BY RICHARD JOHNSON—

 Top: Participants in last year’s Jamaica Film Festival at the Courtleigh Auditorium in St Andrew.
Bottom: Renee Robinson–

THE second staging of the Jamaica Film Festival, set for September this year, seems to have hit a snag and will not take place this year.

The event — which was first held in July last year — an initiative of the then film commissioner Carole Beckford, was to be repeated this year. However, when new film commissioner Renee Robinson took up that post in February of this year, it was announced that the July staging of the festival was being shifted to align the local festival with the international film festival calendar. It was announced that the event would take place in September following the Toronto International Film Festival (TIFF) in Canada. This move, it was rationalised, would allow for more of the international set to participate following TIFF.

However, the Jamaica Observer understands that the board of JAMPRO (Jamaica Promotions Corporation), an agency of government in which the film commission is situated, changed following the February 25 General Election, and the new board has not signed off on the staging of the festival. The new board is expected to meet next week, and the film festival is slated as an agenda item. Film commissioner Robinson declined to comment on the matter at this time, stating that she would be only at liberty to speak following the board meeting.

Carole Beckford
Carole Beckford

Jampro and its film office hinted at the shift in its focus in a release issued at the end of June, noting that it has partnered with the Jamaica Film and Television Association (JAFTA) to support the production of five Jamaican short films to be shown at the September 2016 Trinidad and Tobago Film Festival (TTFF).

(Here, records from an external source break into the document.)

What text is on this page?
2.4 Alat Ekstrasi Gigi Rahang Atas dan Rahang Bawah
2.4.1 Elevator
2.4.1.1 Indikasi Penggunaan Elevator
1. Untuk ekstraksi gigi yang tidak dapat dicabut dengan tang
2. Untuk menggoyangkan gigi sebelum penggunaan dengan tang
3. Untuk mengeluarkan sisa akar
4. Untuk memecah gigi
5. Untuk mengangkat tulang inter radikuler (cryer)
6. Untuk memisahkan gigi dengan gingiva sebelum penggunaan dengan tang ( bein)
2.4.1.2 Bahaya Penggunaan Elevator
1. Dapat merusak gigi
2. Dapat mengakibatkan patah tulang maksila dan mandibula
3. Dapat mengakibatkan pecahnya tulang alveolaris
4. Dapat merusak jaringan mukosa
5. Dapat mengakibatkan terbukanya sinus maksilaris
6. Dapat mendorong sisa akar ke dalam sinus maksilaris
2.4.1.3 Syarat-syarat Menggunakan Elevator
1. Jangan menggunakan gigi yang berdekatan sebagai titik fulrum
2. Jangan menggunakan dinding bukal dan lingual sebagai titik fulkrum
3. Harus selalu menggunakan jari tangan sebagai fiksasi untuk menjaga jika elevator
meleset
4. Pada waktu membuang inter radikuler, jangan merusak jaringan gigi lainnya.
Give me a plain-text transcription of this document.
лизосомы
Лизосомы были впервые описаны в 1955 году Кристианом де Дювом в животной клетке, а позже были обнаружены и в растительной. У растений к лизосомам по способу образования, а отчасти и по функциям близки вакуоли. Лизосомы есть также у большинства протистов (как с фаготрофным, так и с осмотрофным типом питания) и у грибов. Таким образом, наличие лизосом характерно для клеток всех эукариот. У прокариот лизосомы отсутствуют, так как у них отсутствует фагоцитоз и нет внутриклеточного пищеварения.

This was being done through the PROPELLA! Initiative which aims to support the talent of Jamaican filmmakers, and garner international exposure for Jamaican culture through film.

Under PROPELLA!, five projects — Origins by Kurt Wright and Noelle Kerr; Adrian Lopez’s Shock Value; Shoot the Girl, the project by Tony Hendricks and Natalie Thompson; Sugar — a collaboration by Laurie Parker, Sharon Leach and Michelle Serieux, and The Silent Ones by Gregory Lopez and Janet Morrison — were chosen through a blind selection process by JAFTA and JAMPRO. These projects will receive support which includes training in pitching projects, festival strategy, script consultation, directing for short films and deal-making, as well as funding to carry the projects to the North American and Caribbean markets.